Mkpoikana Udoma 01 March 2017, Sweetcrude, Port Harcourt -Alleging negligence, a group known as the ONELGA Oil and Gas Landlords Families Association in Ogba/Egbema/Ndoni Local Government Area of Rivers State has shut 37 oil wells belonging to the Nigerian Agip Oil Company, NAOC.
According to chairman of the association, Mr. Chikobi Alali, the decision to shut the NAOC-operated oil wells was as a result of the company’s alleged failure to attend to cries of negligence of the area by the company over the years and its inability to resolve age-long dispute with the landlord families.
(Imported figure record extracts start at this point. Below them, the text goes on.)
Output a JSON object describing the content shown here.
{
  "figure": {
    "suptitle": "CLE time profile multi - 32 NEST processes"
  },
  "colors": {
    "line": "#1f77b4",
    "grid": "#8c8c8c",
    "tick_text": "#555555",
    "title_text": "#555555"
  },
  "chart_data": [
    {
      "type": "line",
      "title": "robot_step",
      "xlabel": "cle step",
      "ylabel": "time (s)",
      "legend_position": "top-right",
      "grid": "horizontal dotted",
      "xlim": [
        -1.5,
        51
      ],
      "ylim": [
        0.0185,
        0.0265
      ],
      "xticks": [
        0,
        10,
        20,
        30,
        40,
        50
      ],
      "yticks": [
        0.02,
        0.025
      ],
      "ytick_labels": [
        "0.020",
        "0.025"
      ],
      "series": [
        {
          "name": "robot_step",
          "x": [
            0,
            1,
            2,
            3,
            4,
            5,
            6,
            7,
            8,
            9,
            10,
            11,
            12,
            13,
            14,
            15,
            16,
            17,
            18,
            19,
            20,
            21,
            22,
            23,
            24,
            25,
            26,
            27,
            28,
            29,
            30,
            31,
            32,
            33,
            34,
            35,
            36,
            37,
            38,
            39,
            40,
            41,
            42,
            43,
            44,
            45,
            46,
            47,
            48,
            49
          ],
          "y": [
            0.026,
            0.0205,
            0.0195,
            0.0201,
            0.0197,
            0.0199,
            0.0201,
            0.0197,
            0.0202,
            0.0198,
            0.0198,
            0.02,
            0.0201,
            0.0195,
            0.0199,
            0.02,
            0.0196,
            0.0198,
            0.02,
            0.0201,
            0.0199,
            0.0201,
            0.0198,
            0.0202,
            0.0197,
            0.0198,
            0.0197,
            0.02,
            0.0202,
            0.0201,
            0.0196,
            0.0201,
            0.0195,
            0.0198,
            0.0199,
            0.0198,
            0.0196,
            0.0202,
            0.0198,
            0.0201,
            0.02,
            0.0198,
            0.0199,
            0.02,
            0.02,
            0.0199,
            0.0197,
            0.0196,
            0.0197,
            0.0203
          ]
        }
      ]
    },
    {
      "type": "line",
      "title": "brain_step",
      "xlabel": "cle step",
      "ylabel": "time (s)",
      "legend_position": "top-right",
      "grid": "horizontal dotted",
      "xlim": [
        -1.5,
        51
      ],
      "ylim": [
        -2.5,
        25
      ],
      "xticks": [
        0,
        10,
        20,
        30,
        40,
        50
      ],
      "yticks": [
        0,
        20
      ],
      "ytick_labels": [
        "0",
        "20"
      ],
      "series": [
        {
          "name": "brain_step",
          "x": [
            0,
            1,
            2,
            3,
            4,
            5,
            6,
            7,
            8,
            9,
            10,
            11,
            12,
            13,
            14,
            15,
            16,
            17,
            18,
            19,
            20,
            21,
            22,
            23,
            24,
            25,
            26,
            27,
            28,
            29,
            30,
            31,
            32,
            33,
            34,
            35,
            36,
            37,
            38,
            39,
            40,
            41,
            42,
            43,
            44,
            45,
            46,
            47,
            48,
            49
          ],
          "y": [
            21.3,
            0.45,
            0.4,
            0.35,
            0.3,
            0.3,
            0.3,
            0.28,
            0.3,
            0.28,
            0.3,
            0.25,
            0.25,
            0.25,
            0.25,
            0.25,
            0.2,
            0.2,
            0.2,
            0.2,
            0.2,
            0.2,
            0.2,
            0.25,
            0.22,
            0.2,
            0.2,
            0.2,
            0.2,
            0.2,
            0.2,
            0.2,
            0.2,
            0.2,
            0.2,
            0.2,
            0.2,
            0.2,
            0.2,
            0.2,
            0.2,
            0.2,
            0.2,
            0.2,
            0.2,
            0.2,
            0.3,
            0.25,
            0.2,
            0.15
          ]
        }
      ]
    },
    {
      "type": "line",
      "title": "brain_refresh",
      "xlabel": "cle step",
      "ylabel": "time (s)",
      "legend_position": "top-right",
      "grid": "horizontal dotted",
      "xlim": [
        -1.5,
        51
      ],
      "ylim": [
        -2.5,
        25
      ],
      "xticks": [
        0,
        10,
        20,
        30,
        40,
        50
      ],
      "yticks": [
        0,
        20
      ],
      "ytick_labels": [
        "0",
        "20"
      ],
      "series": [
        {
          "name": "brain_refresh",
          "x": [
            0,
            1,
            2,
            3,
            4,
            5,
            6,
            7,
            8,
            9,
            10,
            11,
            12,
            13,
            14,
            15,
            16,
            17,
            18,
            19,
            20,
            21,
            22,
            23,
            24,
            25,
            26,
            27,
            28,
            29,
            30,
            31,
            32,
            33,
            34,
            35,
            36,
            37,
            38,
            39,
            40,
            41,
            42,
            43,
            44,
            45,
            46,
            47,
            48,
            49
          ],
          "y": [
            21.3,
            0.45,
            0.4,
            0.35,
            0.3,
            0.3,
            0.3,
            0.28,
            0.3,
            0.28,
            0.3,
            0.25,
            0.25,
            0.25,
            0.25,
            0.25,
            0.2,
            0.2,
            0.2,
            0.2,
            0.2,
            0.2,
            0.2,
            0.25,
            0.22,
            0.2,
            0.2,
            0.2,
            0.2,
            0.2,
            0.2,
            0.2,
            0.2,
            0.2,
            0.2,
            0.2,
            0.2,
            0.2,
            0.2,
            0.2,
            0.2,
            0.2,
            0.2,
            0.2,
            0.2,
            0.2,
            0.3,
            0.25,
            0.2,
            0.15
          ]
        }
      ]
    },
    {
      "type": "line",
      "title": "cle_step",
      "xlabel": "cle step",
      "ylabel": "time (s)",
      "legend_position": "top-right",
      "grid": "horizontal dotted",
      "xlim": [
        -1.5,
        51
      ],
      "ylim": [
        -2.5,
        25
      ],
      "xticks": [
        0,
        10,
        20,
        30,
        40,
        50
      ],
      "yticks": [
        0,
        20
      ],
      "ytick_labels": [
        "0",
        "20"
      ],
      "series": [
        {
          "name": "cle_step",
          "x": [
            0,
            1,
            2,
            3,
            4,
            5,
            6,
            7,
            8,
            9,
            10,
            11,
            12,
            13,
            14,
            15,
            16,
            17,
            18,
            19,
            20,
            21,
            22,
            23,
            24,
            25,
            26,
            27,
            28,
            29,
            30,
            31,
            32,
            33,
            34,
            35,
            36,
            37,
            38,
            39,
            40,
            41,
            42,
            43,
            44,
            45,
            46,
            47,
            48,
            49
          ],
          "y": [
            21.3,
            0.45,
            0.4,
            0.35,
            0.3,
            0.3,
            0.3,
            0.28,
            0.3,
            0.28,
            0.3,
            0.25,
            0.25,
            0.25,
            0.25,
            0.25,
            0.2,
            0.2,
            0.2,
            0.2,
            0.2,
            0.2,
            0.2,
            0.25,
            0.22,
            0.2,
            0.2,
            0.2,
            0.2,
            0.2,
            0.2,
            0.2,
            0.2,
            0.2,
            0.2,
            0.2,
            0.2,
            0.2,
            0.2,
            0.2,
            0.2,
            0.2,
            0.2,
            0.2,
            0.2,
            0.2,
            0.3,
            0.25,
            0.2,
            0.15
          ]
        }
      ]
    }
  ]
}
Contacted for comments on the development, a senior official at the Nigerian Agip Oil Company in Port Harcourt told SweetcrudeReports that it is against the company’s policy “to join issues with anybody, group or even the media”.
Alali said the ONELGA Oil and Gas Families Association is the ancient owners of Oil Mining Leases, OMLs, 60 and 61 on which 150 oil well heads owned by NAOC the local government are stand. Besides, he said, the local government area also plays host to the Ebocha Oil Centre, OB/OB Gas injection plant, electrical generating turbines, pipelines, flow lines and other installations belonging to the company.
The latest showdown, according to the group, was triggered by NAOC’s inability to honour the understanding it reached with the association with regard to corporate social responsibility, CSR, payment of what it termed ‘palliatives’, and addressing problems affecting the communities in the area of security and the environment.
Alali said the Chairman of ENI Group – the parent company of Agip, Ms. Emma Marcegala, the Managing Director of ENI Group, Mr. Claudio Descalzo; Vice-President of ENI Group, Sub-Sahara Africa, Mr. Umberto Carrara; and Managing Director of NAOC, Mr. Massimo Insulla, as well as the Minister of State for Petroleum Resources, Dr. Ibe Kachikwu, have been notified to wade into the matter, to no avail.
He said: “The palliatives are immediate payment of all landlords contractors’ bills, payment of 1% total amount accrued from deduction made in contracts awarded to and executed by landlord families contractors to the association account, out of court resolution of all pending court cases between the oil and gas landlords families and NAOC, including judgment of court in suit no: FHC/PH/CS/1352/2004, compensation of the Ebocha blowout for Egbema communities, and payment of approved legal land rates by government”.
The chairman of the group also alleged that the ONELGA oil and gas landlord families’ contractors have not been paid for their services for over one year.
He called on the Federal Government to intercede in the matter “to protect the interest of the landlords”.
A senior official in NAOC, who told our correspondent that it is against the company’s policy “to join issues with anybody, group or even the media,” added: “Even our Managing Director here in Port Harcourt cannot speak to the media on anything. That is just our policy. Any how you want to slant your story, just go ahead and slant it, but, no official of NAOC will speak to you concerning this issue or any other issues about the company.”